Upgrading MogileFS
(note: this only covers upgrades within the 2.x+ series. If you have a 1.x install, consult the mailing list).
Upgrading mogilefs requires a little thought but is mostly seamless. Most releases are very backwards compatible with others. However it is not recommended to run clusters of mogilefs trackers on different versions for an extended period of time. If you upgrade some but not others, plan on catching up the others within a few hours or days, and don’t leave a gap of many releases where possible.
mogdbsetup Notes
mogdbsetup is a utility that will either install or upgrade a mogilefs schema. It does not remove existing data, but regardless be sure you have good backups before running the tool. You should also be familiar with the CHANGES list for details on what any schema changes are and how long they might take to run.
Schema bumps are rare, and usually affect tables that have less than a few dozen rows in them.
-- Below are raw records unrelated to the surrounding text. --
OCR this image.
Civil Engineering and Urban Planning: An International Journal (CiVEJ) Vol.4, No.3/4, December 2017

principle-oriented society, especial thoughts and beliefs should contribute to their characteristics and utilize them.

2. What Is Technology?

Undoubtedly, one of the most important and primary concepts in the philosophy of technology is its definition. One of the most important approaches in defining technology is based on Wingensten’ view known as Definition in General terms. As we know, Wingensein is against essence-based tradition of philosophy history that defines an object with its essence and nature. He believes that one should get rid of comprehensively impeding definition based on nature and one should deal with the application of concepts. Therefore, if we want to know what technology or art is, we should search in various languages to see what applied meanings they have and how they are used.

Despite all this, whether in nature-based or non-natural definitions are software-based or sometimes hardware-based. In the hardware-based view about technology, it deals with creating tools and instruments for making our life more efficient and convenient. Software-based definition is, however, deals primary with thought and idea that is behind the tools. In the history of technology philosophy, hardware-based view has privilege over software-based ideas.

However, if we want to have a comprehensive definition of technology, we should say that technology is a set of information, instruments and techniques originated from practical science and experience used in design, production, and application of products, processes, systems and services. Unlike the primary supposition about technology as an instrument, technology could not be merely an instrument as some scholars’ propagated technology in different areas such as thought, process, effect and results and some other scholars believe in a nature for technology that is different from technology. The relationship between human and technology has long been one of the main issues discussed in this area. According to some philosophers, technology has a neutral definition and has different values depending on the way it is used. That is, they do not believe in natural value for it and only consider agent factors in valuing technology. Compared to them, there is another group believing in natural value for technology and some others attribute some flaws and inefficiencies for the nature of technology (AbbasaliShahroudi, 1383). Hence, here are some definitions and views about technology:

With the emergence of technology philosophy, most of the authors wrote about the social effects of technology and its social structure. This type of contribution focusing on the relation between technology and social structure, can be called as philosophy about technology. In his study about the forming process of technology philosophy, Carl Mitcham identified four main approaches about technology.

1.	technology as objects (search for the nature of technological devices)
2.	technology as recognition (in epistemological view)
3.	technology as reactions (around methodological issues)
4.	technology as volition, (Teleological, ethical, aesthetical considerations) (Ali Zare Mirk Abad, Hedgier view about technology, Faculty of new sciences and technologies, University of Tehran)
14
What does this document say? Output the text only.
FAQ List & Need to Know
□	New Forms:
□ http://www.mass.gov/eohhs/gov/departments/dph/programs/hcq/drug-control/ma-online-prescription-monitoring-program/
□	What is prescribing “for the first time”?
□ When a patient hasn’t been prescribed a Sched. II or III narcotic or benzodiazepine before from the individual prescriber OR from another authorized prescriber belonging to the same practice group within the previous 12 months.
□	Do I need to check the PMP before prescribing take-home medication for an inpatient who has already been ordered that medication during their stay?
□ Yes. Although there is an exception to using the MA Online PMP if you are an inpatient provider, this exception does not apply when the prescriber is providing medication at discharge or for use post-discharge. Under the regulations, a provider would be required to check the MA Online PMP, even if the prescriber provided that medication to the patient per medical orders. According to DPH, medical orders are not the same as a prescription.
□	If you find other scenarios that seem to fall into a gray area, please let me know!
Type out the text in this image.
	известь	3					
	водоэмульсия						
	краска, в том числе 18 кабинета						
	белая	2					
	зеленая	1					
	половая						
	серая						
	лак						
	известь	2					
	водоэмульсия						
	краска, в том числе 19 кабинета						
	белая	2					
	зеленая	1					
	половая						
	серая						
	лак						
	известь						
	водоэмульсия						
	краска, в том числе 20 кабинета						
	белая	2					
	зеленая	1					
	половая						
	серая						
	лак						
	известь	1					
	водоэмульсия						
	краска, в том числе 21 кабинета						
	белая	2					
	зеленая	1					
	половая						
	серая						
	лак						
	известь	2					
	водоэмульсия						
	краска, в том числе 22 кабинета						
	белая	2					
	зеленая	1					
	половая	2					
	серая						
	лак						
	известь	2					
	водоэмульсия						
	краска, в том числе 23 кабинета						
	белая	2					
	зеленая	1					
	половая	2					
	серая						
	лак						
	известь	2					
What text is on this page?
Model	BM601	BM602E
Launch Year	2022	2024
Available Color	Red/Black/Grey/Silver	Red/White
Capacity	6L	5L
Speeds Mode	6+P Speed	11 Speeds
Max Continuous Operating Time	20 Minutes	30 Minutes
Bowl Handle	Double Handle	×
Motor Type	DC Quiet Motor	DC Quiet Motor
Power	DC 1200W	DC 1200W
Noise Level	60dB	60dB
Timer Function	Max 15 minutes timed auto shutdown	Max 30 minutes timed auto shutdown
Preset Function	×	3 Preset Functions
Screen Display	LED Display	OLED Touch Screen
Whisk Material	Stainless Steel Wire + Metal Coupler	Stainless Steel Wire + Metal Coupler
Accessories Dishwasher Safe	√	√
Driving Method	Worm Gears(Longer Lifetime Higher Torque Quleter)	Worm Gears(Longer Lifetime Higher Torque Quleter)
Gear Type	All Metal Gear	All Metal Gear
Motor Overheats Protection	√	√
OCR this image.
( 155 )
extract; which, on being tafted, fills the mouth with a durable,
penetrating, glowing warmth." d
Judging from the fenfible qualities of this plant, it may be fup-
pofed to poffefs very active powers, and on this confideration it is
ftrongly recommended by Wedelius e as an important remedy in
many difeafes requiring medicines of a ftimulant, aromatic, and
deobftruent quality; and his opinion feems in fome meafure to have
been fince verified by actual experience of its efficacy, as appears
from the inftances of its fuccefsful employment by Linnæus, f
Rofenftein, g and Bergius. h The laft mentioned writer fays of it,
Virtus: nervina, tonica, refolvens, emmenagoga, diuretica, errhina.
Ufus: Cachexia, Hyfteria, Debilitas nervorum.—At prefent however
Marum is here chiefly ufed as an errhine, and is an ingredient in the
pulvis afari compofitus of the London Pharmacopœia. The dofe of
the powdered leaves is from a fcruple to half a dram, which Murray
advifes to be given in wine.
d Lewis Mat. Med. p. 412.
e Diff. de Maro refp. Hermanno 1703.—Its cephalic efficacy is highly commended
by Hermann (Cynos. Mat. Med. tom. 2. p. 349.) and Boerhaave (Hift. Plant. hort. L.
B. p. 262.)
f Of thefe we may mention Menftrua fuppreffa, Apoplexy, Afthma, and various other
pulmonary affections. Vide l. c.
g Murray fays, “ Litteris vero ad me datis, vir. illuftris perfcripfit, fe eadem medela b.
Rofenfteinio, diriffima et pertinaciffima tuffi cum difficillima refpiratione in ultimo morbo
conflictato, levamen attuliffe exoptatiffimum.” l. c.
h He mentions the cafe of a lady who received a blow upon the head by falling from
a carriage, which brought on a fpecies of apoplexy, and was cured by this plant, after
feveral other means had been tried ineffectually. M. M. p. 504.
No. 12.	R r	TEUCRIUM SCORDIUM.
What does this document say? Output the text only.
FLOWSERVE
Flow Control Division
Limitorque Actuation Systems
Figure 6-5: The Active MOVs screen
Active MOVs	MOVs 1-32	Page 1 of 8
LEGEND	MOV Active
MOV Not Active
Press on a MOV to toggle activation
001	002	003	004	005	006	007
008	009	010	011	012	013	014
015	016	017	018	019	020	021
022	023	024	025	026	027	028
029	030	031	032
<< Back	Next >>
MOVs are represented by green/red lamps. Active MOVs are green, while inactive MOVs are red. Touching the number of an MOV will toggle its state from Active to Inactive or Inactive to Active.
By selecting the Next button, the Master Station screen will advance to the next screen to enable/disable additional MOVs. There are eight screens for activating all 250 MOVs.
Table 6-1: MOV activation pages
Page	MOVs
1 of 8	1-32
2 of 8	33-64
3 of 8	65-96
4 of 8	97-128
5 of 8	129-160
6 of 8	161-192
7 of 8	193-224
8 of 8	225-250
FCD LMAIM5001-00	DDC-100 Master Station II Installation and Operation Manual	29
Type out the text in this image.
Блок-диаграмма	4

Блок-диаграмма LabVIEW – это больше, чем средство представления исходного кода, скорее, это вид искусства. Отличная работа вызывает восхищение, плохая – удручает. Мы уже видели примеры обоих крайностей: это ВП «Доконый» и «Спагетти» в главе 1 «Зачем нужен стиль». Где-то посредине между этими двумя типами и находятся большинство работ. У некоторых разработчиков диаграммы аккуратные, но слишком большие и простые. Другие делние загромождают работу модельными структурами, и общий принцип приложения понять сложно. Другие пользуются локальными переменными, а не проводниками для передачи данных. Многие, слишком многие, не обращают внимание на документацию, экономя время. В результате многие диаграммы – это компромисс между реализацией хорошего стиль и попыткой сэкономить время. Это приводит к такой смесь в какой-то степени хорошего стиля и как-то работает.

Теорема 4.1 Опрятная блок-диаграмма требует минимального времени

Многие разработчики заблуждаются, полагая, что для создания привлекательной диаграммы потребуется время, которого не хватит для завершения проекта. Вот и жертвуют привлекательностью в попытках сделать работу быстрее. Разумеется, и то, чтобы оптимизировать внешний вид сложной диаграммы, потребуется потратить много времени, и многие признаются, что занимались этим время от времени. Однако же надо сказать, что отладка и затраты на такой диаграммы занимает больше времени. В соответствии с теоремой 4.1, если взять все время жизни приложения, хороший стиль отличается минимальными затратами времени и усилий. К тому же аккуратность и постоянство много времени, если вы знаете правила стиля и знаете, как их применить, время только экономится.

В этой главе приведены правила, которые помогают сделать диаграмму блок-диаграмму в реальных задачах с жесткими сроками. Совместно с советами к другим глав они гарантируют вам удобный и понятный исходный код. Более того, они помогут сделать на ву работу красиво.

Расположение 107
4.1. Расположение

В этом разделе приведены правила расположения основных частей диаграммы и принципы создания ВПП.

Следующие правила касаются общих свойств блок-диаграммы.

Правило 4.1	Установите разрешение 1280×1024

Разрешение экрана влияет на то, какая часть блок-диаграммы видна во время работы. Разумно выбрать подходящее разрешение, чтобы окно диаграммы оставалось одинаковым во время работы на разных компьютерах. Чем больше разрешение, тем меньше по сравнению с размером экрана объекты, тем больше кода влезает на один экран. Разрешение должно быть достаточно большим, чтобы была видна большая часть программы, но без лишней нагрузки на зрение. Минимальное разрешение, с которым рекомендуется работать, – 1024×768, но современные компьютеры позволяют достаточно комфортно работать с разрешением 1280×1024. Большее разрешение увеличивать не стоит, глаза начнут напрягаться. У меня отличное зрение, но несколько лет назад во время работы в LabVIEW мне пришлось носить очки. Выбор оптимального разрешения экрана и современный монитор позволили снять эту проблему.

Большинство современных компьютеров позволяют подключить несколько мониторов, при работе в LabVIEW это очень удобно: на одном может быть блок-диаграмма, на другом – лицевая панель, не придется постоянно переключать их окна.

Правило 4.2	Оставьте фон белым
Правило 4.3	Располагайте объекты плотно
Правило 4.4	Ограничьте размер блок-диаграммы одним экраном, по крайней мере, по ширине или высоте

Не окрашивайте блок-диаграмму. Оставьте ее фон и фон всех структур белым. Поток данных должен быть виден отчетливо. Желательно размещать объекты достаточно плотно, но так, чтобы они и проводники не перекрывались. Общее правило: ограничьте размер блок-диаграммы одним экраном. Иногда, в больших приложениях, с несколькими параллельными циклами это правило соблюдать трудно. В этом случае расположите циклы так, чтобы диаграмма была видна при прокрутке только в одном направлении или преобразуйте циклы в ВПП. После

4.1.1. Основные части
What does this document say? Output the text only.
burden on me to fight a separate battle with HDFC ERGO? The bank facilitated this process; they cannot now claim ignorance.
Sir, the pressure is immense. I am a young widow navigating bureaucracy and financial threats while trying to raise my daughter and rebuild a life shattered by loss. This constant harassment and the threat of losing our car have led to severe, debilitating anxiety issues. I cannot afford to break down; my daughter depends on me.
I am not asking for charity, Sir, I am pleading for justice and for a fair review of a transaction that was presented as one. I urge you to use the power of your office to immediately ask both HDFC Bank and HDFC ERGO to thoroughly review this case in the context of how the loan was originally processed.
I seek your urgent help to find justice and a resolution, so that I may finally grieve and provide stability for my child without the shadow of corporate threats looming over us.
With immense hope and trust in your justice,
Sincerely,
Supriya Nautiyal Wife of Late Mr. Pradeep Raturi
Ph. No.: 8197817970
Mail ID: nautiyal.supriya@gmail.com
In the case of a large table needing modification, mogilefs tries to be more accommodating.
A tracker will only start on a schema version it is familiar with. If you run mogdbsetup and bump a schema revision, trackers running code prior to this release will refuse to restart, unless you provide ‘–no_schema_check’
You may also run mogdbsetup with ‘–no_schema_bump’ to have it run the upgrade but not bump the schema yet (you should never leave your cluster like this for long).
Upgrading a Tracker
Most upgrades are easy:
- Install new version of mogilefs-server (and any dependencies that might be bumped)
- Run mogdbsetup. This will upgrade your schema if a new one is required. (NOTE: If there is a schema bump, your old tracker software will refuse to start again, once mogdbsetup is finished.)
- Stop the tracker
- Start the tracker
- telnet to the tracker and run ‘!watch’, test your application(s) and look for any bad errors.
Upgrading Multiple Trackers
Ideally you have more than one tracker. Even more ideal is if you have a “staging” tracker, or can remove one from production rotation during an upgrade test.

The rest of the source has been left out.